Prior to this time, the CBN’s guidelines limited the amount accessible by the government under its WMF to 5 per cent of the previous year’s fiscal revenues. Yet, the federal government’s new borrowing from the apex bank has continually exceeded that limit in recent years, and reached around 80 per cent of its 2019 revenues in 2020. The guideline also stipulates that borrowing under the facility be repaid in the same year it was borrowed.
On the other hand, the federal government has stated its intention to securitise balances borrowed under the facility, but published figures show that the amounts borrowed have been rolled over repeatedly in recent years.
Also, statistics from the government indicates that the Nigerian treasury paid N912.6 billion on the facility in 2020, which is only 9 per cent of the outstanding balances at the close of 2019. But the government has decided to use this source of financing, despite ample liquidity on its domestic debt markets, as illustrated by negative real yields.
However, Fitch states that it understands that Nigeria’s ability to borrow from the domestic debt markets is constrained by the authorisation granted by parliament in the budget law, but it stated that the repeated resort to CBN reflects higher-than-expected deficits, pointing to entrenched weaknesses in public finance management.
“Fiscal financing of the deficit hoists challenges to monetary policy implementation,” said Fitch, noting, however, that “rigid management of domestic liquidity is a key tool under the CBN’s policy of prioritising the stability of the naira.
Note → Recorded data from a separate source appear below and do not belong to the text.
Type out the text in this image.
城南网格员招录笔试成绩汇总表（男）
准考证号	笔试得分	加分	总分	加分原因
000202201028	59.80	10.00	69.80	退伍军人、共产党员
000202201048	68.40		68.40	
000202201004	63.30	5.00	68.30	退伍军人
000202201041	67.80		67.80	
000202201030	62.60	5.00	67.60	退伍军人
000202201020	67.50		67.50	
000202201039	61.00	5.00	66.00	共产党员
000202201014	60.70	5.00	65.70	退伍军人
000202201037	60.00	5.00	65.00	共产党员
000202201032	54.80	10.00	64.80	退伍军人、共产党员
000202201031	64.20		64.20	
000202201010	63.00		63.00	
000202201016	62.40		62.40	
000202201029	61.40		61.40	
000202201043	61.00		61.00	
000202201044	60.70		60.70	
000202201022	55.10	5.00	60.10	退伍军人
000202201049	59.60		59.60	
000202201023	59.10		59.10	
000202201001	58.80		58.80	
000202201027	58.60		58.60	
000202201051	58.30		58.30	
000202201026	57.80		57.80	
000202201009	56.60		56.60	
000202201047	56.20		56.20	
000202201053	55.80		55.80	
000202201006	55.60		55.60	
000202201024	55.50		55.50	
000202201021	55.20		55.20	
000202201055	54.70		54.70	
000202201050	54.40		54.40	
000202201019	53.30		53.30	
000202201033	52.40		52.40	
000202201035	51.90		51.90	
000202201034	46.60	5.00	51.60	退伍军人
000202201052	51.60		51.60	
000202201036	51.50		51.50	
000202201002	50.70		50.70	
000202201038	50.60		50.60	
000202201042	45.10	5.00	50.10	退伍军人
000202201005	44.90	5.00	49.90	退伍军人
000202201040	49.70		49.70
It could also complicate official efforts to bring inflation back under control,” it maintained.
Nevertheless, Fitch views the Nigerian government’s fiscal revenue and expenditure projections for 2021 as broadly realistic, which should rule out further significant borrowing by the government from the apex bank’s facility this year. The government may, on the other hand, use the facility more extensively if the deficit proves wider than forecast or if external financing falls short of planned amounts.
In the meantime, Nigeria’s government directly borrowed 1.9 per cent of its gross domestic products from the CBN to fund its fiscal deficit in 2020, which is estimated by Fitch at 3.6 per cent of GDP. A number of emerging markets resorted to central bank deficit financing in 2020 against a background of critical spending needs and short-term market dislocations connected with the coronavirus pandemic.
“However, the use of central bank financing in Nigeria predates the pandemic shock. We estimate that the balance of the government’s WMF with the CBN was around N9.8 trillion (6.7% of GDP) at end-2019, up from N5.4 trillion (4.2% of GDP) at end-2018. Unlike the government, we include this balance in our metrics for Nigeria’s government debt. Borrowing from the facility accounted for 30% of the FGN’s debt at end-2019, on our estimates,” Fitch reported.